Synthesis, crystal structure, and nuclease activity of planar mono-heterocyclic base copper(II) complexes

Abstract

A series of mononuclear copper(II) complexes having a 1:1 molar ratio of copper and the planar heterocyclic base like 1,10-phenanthroline (phen), dipyrido[3,2-d:2′,3′-f]quinoxaline (dpq) and dipyrido[3,2-a:2′,3′-c]phenazine (dppz) are prepared from a reaction of copper(II) nitrate.trihydrate and the base (L) in ethanol or aqueous ethanol at different temperatures. The complexes [Cu(dpq)(NO 3) 2] ( 2), [Cu(dpq)(NO 3)(H 2O) 2](NO 3) ( 3), [Cu(dpq)(NO 3) 2(H 2O) 2]·2H 2O ( 4·2H 2O) and [Cu(dppz)(NO 3) 2(H 2O)]·H 2O ( 5·H 2O) have been characterized by X-ray crystallography. The crystal structures show the presence of the heterocyclic base in the basal plane. The coordination geometries of the copper(II) centers are axially elongated square-pyramidal (4+1) in 2, 3 and 5, and octahedral (4+2) in 4. The nitrate anion in the coordination sphere displays unidentate and bidentate chelating bonding modes. The axial ligand is either H 2O or NO 3 in these structures giving a Cu–L ax distance of ∼2.4 Å. The one-electron paramagnetic complexes ( μ≈1.8 μ B) exhibit axial EPR spectra in DMF glass at 77 K giving g ∣∣> g ⊥ with an A ‖ value of ∼170G indicating a {d x 2 − y 2} 1 ground state.

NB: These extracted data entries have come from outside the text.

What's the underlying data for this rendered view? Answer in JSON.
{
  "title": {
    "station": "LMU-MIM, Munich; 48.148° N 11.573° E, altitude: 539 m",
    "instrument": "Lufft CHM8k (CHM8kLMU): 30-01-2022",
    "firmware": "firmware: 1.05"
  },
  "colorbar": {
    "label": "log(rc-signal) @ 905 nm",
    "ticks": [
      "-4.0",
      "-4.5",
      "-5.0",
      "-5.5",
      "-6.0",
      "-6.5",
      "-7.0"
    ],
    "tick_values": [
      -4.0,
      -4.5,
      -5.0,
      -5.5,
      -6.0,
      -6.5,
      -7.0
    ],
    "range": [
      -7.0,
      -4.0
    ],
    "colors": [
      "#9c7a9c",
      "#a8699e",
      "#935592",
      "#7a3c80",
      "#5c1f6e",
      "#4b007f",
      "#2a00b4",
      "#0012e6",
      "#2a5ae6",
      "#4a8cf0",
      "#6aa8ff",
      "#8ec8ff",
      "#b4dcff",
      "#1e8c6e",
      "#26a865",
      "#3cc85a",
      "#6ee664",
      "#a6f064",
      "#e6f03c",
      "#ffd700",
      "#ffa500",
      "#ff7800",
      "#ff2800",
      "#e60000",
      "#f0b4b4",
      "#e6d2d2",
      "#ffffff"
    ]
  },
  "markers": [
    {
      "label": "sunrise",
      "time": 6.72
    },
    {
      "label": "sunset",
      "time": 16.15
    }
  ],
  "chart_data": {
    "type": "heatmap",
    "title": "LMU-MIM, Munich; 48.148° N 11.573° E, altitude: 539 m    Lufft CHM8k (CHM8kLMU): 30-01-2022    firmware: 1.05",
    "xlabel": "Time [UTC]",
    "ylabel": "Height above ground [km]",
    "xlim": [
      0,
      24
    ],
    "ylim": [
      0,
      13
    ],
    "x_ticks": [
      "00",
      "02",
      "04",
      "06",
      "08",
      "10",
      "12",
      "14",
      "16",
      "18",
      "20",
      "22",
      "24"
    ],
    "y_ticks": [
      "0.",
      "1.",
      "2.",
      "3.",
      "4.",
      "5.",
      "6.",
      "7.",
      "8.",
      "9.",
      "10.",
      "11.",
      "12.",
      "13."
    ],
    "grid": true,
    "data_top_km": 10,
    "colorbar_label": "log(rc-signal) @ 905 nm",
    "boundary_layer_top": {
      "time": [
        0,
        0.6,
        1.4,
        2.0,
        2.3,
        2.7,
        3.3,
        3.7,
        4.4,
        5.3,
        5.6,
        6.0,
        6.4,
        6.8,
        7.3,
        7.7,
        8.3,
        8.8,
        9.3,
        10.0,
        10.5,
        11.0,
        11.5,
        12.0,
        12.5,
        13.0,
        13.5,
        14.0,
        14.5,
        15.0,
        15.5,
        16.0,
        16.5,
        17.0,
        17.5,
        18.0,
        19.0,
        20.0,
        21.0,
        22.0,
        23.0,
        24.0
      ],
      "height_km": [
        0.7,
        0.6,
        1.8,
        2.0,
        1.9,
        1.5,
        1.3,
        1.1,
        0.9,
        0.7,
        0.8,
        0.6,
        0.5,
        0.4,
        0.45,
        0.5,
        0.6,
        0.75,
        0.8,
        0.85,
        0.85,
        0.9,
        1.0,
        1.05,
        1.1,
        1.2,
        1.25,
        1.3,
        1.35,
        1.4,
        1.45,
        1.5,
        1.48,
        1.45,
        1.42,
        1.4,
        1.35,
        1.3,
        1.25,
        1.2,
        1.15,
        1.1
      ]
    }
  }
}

The complexes are redox active and display a quasireversible cyclic voltammetric response for the Cu(II)/Cu(I) couple near 0.0 V vs. SCE giving an order of the E 1/2 values as 5(dppz)> 2– 4 (dpq)>[Cu(phen) 2(H 2O)] 2+> 1 (phen). The complexes bind to calf thymus DNA giving an order 5 (dppz)> 2 (dpq)>[Cu(phen) 2(H 2O)] 2+> 1 (phen). An effect of the extended planar ring in dpq and dppz is observed in the DNA binding. The complexes show nuclease activity with pUC19 supercoiled DNA in DMF/Tris–HCl buffer containing NaCl in presence of mercaptopropanoic acid as a reducing agent. The extent of cleavage follows the order: [Cu(phen) 2(H 2O)](ClO 4) 2> 5> 2∼ 3∼ 4> 1. The bis–phen complex is a better cleaver of SC DNA than 1– 5 having mono-heterocyclic base. Mechanistic investigations using distamycin reveal minor groove biding for the phen, dpq complexes, and a major groove binding for the dppz complex 5. The cleavage reactions are found to be inhibited in the presence of hydroxyl radical scavenger DMSO and the reactions are proposed to proceed via sugar hydrogen abstraction pathway. The ancillary ligand is found to have less effect in DNA binding but are of importance in DNA cleavage reactions.